Compliance is really having that underpinning audit trail. It's having the ability to provide evidence to anybody that wants to understand why a certain user had access to a cloud asset SaaS application, an EC two, a cloud database, a console at any point in time.
So having that single paint of glass, that single umbrella in which you're managing all of these cloud assets, again, allows you to deliver an assured compliance solution whereby you have everything, you know, available in one screen that conforms to all of those industry standard controls and is easy to demonstrate the evidence around those controls and safeguards to either internal or external audit checks. And then finally, you know, we can use a lot of this intelligence and analytics that we have within the platform to deliver, you know, anticipatory experiences.
You know, I understand that you are gonna need to have this certain level of access every given Friday, because that is our maintenance window.
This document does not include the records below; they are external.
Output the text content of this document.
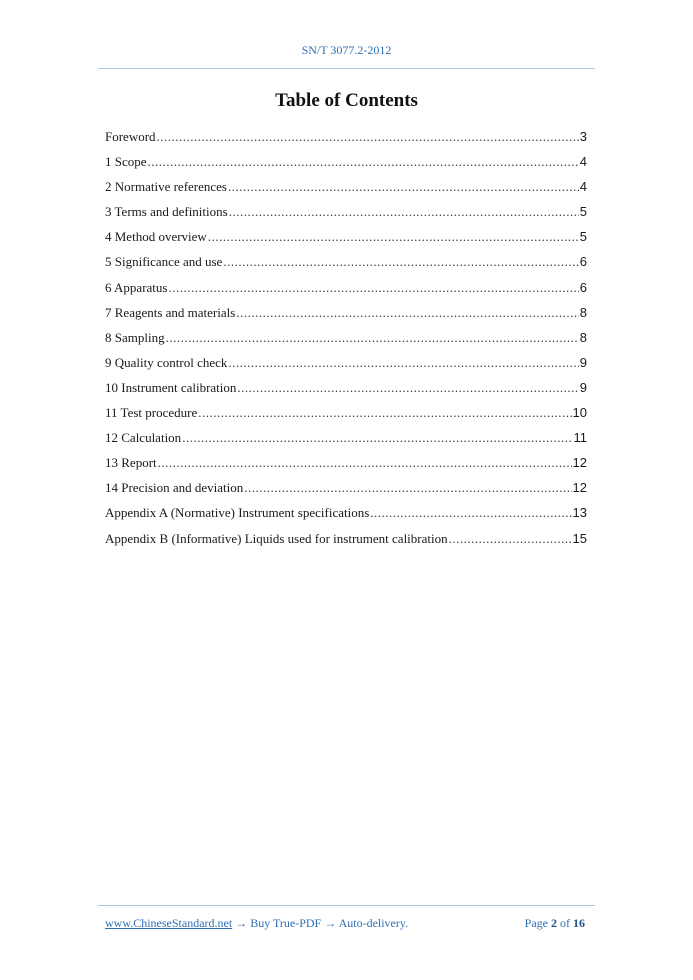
SN/T 3077.2-2012
Table of Contents
Foreword .....	3
1 Scope .....	4
2 Normative references .....	4
3 Terms and definitions .....	5
4 Method overview .....	5
5 Significance and use .....	6
6 Apparatus .....	6
7 Reagents and materials .....	8
8 Sampling .....	8
9 Quality control check .....	9
10 Instrument calibration .....	9
11 Test procedure .....	10
12 Calculation .....	11
13 Report .....	12
14 Precision and deviation .....	12
Appendix A (Normative) Instrument specifications .....	13
Appendix B (Informative) Liquids used for instrument calibration .....	15
www.ChineseStandard.net → Buy True-PDF → Auto-delivery.	Page 2 of 16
That's when we have the ability to perform certain tasks within those applications.
And then finally, really looking at how you secure your multi-cloud ecosystem, you know, enforcing that least privilege model, having those controls, those safeguards in place, the control, the management of the provisioning of the lifecycle management of people that are requiring access into those systems, you know, leveraging those multidimensional risk models.
I talked about everything from sort of static security policies and analytical controls to things that are more dynamic shift in workforce shift in sort of depart departments shift in job functions and how that could have an effect on whether or not an access that was right for you yesterday may not be right for you today. And how, again, we can make that visible and you can remediate and mitigate that access, you know, accordingly rapid response to violations.
So not just being reactive when you spot a violation, which is maybe critical against your this 853 or your PCI compliance, but be able to take preventative controls immediately to be able to remediate any risk that might be associated with somebody's access, you know, to those systems. And really this extends all the way down to the whole cloud ecosystem. So not just looking at your infrastructure as a service, your SaaS applications, but also looking at how you apply policy, how you apply governance and security across your DevSecOps processes.
So that you're ensuring that any development of any code that you're pushing through those cloud applications are already compliant with your security policy rather than waiting to see them deployed into production. And then trying to sort of.